There’s your garden variety toxic work environment and then there’s the nuclear power plant toxic work environment. That is to say that Gabrielle Union’s experience on the set of America’s Got Talent leans toward the latter. According to an exclusive report by Variety, Union was subjected to “a very specific critique—that her rotating hair styles were ‘too black’ for the audience of AGT, a note she received over half a dozen times,” among other alleged transgressions by guests, hosts, and other staff working on the show. When a workplace becomes a breeding ground for intolerant, discriminatory behavior, fighting the good fight for yourself and others is infinitely important and incredibly hard.
Do you speak up? How do you speak up? Who do you speak up to? Not sure if you know this already, but we live in a country where such institutionalized discrimination is, well, an American institution. People fear their job security and reputation when deciding whether or not to come forward, worrying that their complaints will be rerouted or fall on deaf ears.
“While on book tour, I traveled to 26 cities, and in every state, I heard stories of Black women being discriminated against due to their hairstyles to the simple usage of their government names,” Minda Harts, educator, consultant, and author of The Memo: What Women of Color Need to Know to Secure a Seat at the Table, reports Fortune. “And whenever they tried speaking out on those workplace inequalities, they were met with opposition.”
“It’s unfortunate to hear what Gabrielle Union went through, and it hit home because we know exactly what she is experiencing because that’s our experience too,” said Harts.
When faced with discrimination or harassment in the workplace, speaking up becomes a complicated and exhausting matter. If you’re planning to speak up, however, career coach Maggie Mistal does have some advice: speak with an attorney and fight with specificity.
“From attorneys I’ve talked to, they recommend the individual keep a log of the situations, comments, and that he or she feels are creating a toxic work environment—literally tracking date, time, location, who said what, and so on,” says Mistal.
Such contemporaneous notes can help build the case that the workplace is legitimately toxic and establish credibility. Yes, it is deeply frustrating to live in a society where distress can’t simply be believed and trusted. But providing accounts that support an overall toxic environment is the first step in fighting a larger case.

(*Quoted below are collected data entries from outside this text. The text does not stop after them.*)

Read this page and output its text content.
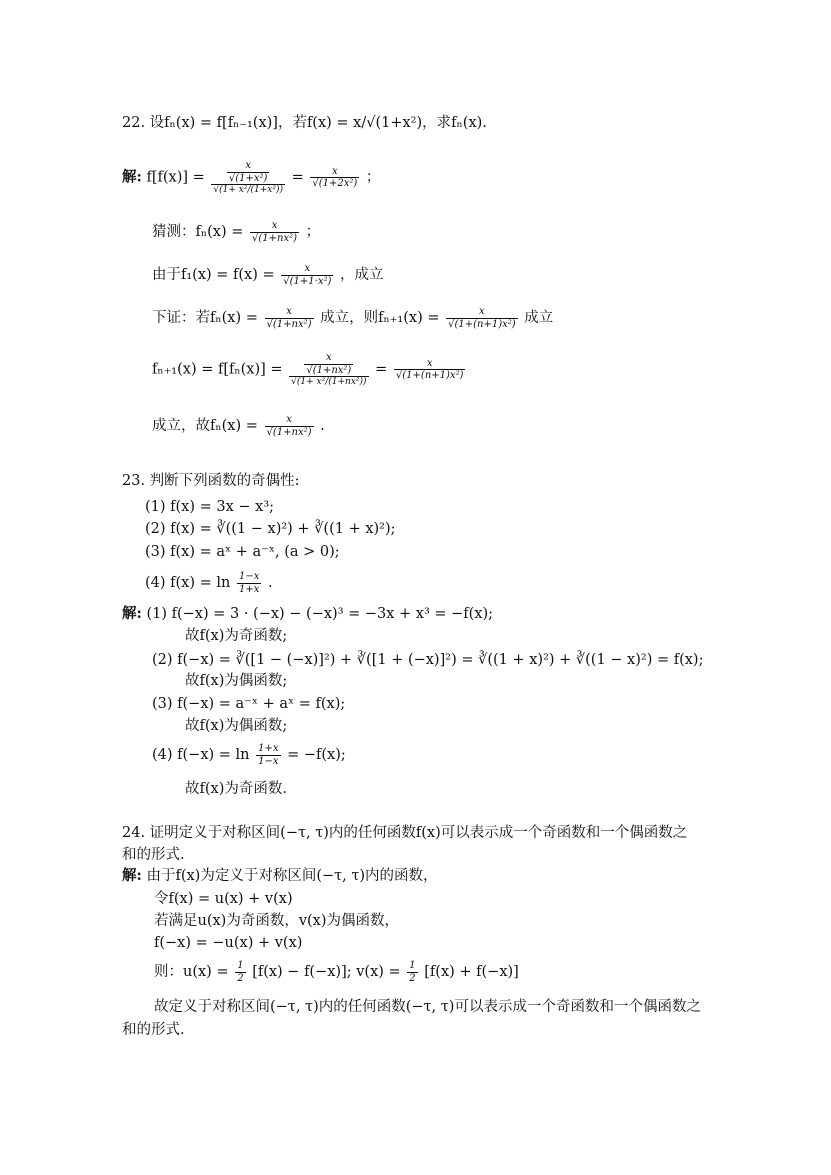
22. 设fₙ(x) = f[fₙ₋₁(x)]，若f(x) = x/√(1+x²)，求fₙ(x).
解: $f[f(x)] = \frac{\frac{x}{\text{√(1+x²)}}}{\text{√(1+ x²/(1+x²))}} = \frac{x}{\text{√(1+2x²)}}$ ；
猜测：$f_n(x) = \frac{x}{\text{√(1+nx²)}}$ ；
由于$f_1(x) = f(x) = \frac{x}{\text{√(1+1·x²)}}$ ，成立
下证：若$f_n(x) = \frac{x}{\text{√(1+nx²)}}$ 成立，则$f_{n+1}(x) = \frac{x}{\text{√(1+(n+1)x²)}}$ 成立
$f_{n+1}(x) = f[f_n(x)] = \frac{\frac{x}{\text{√(1+nx²)}}}{\text{√(1+ x²/(1+nx²))}} = \frac{x}{\text{√(1+(n+1)x²)}}$
成立，故$f_n(x) = \frac{x}{\text{√(1+nx²)}}$ .
23. 判断下列函数的奇偶性:
(1) f(x) = 3x − x³;
(2) f(x) = ∛((1 − x)²) + ∛((1 + x)²);
(3) f(x) = aˣ + a⁻ˣ, (a > 0);
(4) $f(x) = \ln \frac{1-x}{1+x}$ .
解: (1) f(−x) = 3 · (−x) − (−x)³ = −3x + x³ = −f(x);
故f(x)为奇函数;
(2) f(−x) = ∛([1 − (−x)]²) + ∛([1 + (−x)]²) = ∛((1 + x)²) + ∛((1 − x)²) = f(x);
故f(x)为偶函数;
(3) f(−x) = a⁻ˣ + aˣ = f(x);
故f(x)为偶函数;
(4) $f(-x) = \ln \frac{1+x}{1-x} = -f(x)$;
故f(x)为奇函数.
24. 证明定义于对称区间(−τ, τ)内的任何函数f(x)可以表示成一个奇函数和一个偶函数之
和的形式.
解: 由于f(x)为定义于对称区间(−τ, τ)内的函数，
令f(x) = u(x) + v(x)
若满足u(x)为奇函数，v(x)为偶函数，
f(−x) = −u(x) + v(x)
则：$u(x) = \frac{1}{2} [f(x) - f(-x)]$; $v(x) = \frac{1}{2} [f(x) + f(-x)]$
故定义于对称区间(−τ, τ)内的任何函数(−τ, τ)可以表示成一个奇函数和一个偶函数之
和的形式.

That being said, Mistal notes that it can be challenging regardless; sometimes going through HR and the Powers That Be drags the process on indefinitely. Take note of whether you’re having problems with a specific person (say, that one colleague and their inappropriate jokes) versus the environment as a whole—a situation where you might address the issue firmly and directly.
No matter what, it’s a difficult situation to be in and we only hope you can keep your spirits up, your pen ready, and your eyes peeled for a job that’ll treat you with absolute respect.